Tag Archives: Bruce Campbell

A Week In Film #018: Spring sunshine

Year Of The Dragon title screen

Year Of The Dragon
More Michael Cimino business – post-Heaven’s Gate but pre-The Sicilian. Mickey Rourke is Stanley White, a New York cop trying to clear up Chinatown.

There are some interesting techniques, and some good performances, but it is a mess. Of particular note are Cimino’s repeated use of his gunshot victims looking directly into the camera at the moment of impact (as if down the barrel), and the peculiarly abandoned sub-lot of the untainted rookie being recruited by White into his small gangbusting team (as subsequently used to greater effect in The Untouchables).

The plot point about White being a Vietnam vet (who sometimes seemed to have forgotten that he was now in NYC) and overall tone reminded me of the TV movie Dragonfire (aka Tagget).

In terms of casting, Rourke works well as a weary cop. On the other hand Ariane is an odd choice to play the Chinese-American TV reporter character Tracey Tzu; she appears to have had no previous screen acting experience and looks nervous much of the time. The punky junior triad kids (responsible for much of the carnage) could easily have had more meat. Oh, and the script was co-written by Oliver Stone. It certainly has plenty of testosterone and beefy contemplation in it.

Attack title screen

Attack
Robert Aldrich’s adaptation of a stage play set during the Battle of the Bulge around the fate of an infantry company bedevilled by a command structure eaten through with political patronage.

Jack Palance is an angry combat-seasoned junior officer, Eddie Albert is his cowardly captain, whilst Lee Marvin is the cynical colonel, with visions of holding public office once he gets back home. Bitter, angry, powerful.

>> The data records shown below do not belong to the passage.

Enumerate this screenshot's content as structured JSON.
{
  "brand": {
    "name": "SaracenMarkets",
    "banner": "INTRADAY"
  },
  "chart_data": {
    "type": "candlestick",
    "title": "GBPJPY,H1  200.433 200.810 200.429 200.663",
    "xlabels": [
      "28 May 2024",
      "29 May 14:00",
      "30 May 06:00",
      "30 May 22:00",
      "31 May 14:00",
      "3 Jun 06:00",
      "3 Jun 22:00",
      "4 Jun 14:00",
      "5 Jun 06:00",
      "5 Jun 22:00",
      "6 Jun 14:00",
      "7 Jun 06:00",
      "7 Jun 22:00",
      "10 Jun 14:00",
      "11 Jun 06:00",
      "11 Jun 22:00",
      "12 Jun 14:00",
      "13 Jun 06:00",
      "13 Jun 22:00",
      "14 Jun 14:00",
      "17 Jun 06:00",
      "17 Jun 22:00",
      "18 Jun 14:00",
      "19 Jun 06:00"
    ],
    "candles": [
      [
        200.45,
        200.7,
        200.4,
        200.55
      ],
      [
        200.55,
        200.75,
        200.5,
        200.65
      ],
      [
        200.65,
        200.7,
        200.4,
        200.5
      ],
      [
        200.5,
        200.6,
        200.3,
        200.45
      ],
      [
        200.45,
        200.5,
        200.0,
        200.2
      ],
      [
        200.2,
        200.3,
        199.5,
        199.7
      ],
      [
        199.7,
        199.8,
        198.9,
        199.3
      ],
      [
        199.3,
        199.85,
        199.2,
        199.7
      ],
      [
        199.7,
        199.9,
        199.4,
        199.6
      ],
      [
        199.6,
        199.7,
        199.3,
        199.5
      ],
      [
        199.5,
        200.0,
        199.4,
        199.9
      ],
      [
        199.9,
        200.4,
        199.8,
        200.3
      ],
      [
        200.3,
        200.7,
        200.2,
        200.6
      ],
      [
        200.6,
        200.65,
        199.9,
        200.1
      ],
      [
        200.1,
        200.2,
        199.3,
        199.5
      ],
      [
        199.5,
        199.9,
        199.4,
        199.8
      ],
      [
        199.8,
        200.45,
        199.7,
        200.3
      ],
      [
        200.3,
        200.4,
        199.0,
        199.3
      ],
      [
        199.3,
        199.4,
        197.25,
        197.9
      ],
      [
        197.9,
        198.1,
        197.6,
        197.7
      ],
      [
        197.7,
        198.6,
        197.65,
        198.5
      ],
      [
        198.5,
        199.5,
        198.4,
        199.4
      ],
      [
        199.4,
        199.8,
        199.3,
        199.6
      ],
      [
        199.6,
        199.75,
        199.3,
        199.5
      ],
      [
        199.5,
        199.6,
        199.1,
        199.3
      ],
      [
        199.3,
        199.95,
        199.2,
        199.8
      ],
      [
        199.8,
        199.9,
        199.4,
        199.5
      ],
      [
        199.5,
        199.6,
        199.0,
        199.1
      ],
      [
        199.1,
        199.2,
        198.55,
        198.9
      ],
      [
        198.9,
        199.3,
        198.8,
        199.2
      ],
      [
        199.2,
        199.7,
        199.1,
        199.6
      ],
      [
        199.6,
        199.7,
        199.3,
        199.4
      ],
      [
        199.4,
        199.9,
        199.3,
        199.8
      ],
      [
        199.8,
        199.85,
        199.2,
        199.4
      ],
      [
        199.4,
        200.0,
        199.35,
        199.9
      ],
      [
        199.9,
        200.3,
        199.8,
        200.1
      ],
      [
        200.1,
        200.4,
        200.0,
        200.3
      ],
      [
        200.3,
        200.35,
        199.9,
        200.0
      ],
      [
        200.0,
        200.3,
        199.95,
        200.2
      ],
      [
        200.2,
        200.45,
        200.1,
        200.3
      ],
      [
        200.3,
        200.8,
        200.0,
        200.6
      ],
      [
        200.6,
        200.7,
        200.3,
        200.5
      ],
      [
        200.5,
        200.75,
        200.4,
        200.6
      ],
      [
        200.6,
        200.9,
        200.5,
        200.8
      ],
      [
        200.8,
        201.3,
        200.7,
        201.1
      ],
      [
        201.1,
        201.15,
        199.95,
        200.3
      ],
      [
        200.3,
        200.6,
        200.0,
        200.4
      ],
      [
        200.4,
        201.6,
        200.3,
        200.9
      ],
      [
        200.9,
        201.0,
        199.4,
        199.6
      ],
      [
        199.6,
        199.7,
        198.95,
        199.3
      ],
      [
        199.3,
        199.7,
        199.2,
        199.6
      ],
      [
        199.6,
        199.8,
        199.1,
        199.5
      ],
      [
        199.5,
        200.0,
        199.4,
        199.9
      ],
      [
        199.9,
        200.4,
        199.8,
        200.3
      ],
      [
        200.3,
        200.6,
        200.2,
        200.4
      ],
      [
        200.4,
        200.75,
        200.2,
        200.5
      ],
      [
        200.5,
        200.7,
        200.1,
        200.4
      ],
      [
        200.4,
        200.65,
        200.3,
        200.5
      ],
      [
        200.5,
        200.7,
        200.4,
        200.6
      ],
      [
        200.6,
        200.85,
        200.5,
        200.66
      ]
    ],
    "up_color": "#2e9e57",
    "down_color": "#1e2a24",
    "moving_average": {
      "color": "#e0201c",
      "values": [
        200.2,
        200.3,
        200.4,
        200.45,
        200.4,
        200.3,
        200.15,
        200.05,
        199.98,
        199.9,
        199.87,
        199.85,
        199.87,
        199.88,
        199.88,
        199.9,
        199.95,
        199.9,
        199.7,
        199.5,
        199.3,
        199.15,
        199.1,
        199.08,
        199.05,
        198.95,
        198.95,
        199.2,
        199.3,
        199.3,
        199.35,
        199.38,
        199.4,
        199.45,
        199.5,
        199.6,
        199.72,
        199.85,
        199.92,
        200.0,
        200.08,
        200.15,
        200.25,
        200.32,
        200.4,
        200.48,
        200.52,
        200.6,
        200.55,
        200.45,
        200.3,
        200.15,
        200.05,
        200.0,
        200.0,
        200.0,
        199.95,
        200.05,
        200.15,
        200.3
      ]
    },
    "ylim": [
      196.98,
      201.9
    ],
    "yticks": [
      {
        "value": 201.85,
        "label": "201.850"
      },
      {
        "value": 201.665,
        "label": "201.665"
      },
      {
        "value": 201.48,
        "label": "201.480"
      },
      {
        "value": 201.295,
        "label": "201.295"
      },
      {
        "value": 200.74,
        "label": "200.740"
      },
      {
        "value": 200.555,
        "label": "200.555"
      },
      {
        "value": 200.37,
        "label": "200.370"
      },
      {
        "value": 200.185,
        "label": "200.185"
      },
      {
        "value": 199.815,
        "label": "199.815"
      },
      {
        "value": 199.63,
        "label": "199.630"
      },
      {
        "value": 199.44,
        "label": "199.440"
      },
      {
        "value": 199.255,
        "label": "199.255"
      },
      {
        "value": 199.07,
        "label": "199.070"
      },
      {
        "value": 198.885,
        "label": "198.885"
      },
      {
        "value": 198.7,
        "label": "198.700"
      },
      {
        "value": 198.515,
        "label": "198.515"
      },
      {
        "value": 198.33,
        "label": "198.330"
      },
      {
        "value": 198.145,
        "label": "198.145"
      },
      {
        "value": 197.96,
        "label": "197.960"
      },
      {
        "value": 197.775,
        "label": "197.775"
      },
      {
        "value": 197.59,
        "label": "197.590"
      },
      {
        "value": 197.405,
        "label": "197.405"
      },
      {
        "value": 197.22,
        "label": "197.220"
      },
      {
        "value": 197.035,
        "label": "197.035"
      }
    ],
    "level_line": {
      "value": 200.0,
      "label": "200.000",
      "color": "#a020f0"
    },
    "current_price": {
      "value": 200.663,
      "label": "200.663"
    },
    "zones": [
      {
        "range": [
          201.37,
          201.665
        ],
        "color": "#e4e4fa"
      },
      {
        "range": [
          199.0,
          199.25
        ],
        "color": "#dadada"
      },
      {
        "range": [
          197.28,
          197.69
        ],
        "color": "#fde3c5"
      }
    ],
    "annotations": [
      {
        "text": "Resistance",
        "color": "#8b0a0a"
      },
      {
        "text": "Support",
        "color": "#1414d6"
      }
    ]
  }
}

(Trivia: I once spoke to Bob Mills on GLR about the film during a phone-in about Eddie Albert, and described his character as “a lily-livered, medal-wanting, son-of-a-gun” – a last second moment of self-censorship at the end there – which Bob then turned into a jingle-cum-slogan for the show.)

Sky High title screen

Sky High
The LLF isn’t really keen on most of the sorts of films I watched, so I got this one to watch together. It’s a Disney family film, about a high school for the progeny of superheroes. Kurt Russell and Kelly Preston are the biggest capes in town, and proud to see their son Michael Angarano off to start at their alma mater; this being a Disney family film, he starts off with no super powers or any idea of what he wants in life, so must go on a journey of self-discovery and realise the true hero inside, etc etc etc.

Lynda Wonder Woman Carter is the school principal, Bruce Campbell is the sports coach, Kevin McDonald from Kids In The Hall is the science teacher. It’s quite good fun, but nothing spectacular. I’ve not seen any of the Harry Potter films, but I’d guess it was pitched as a kind of all-American version, with the high school romantic subplots of something like Smallville or Pretty In Pink thrown in for good measure.

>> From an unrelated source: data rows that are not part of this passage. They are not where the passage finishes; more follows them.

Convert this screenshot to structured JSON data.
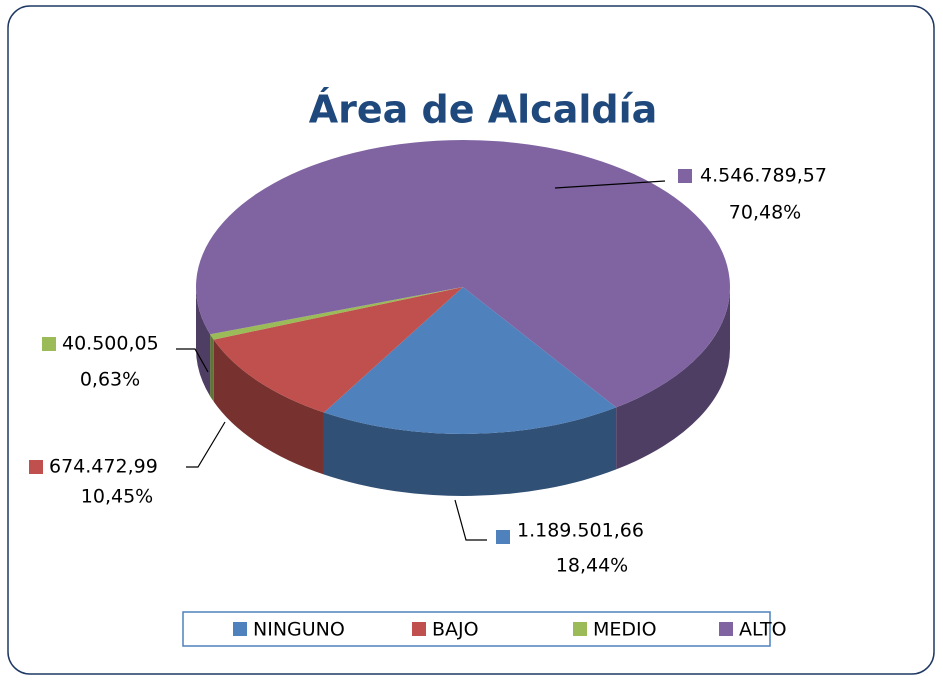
{
  "chart_data": {
    "type": "pie3d",
    "title": "Área de Alcaldía",
    "categories": [
      "NINGUNO",
      "BAJO",
      "MEDIO",
      "ALTO"
    ],
    "values": [
      1189501.66,
      674472.99,
      40500.05,
      4546789.57
    ],
    "value_labels": [
      "1.189.501,66",
      "674.472,99",
      "40.500,05",
      "4.546.789,57"
    ],
    "percent_labels": [
      "18,44%",
      "10,45%",
      "0,63%",
      "70,48%"
    ],
    "colors": [
      "#4f81bd",
      "#c0504d",
      "#9bbb59",
      "#8064a2"
    ],
    "legend": "bottom"
  }
}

A Week In Film #6: Wet wintry nights

Gorky Park title screen
Gorky Park

Boring, slow adaptation of the Martin Cruz Smith potboiler, with William Hurt as Moscow cop Arkady Renko. A shame, seeing as it’s written by Dennis Potter and directed by Michael Apted (usually bankers), with Lee Marvin, Michael Elphick and others adding oomph to the screen.

Crimewave title screen
Crimewave

Awesome, comic book-style shenanigans with Sam Raimi directing from a Coen Bros script. The LLF thought it was boring, but I found it as entertaining as I remembered it being on first seeing it nearly 20 years ago. Bruce Campbell, Bryon James and Paul L Smith are all superb.

The Quick And The Dead title screen
The Quick And The Dead

More Sam Raimi, more comic book-style photography and framing, this time laid over Western tropes, with Sharon Stone a woman-with-no-name entering a shoot-out contest in a frontier town.

The Sound Of Music title screen
The Sound Of Music

The hills are alive with the sound of music, etc. One for the LLF. Nice tunes, nasty Nazis.

In Cold Blood title screen
In Cold Blood

Excellent late 60s treatment of the Truman Capote proto-new journalism book, as recommended by the LLF. Two bottom-feeding hoodlums commit incompetent, heinous crime, and are caught. Robert Blake (the short chap from Electra Glide In Blue) is good. Writer-director Richard Brooks approaches the material with imagination and creativity.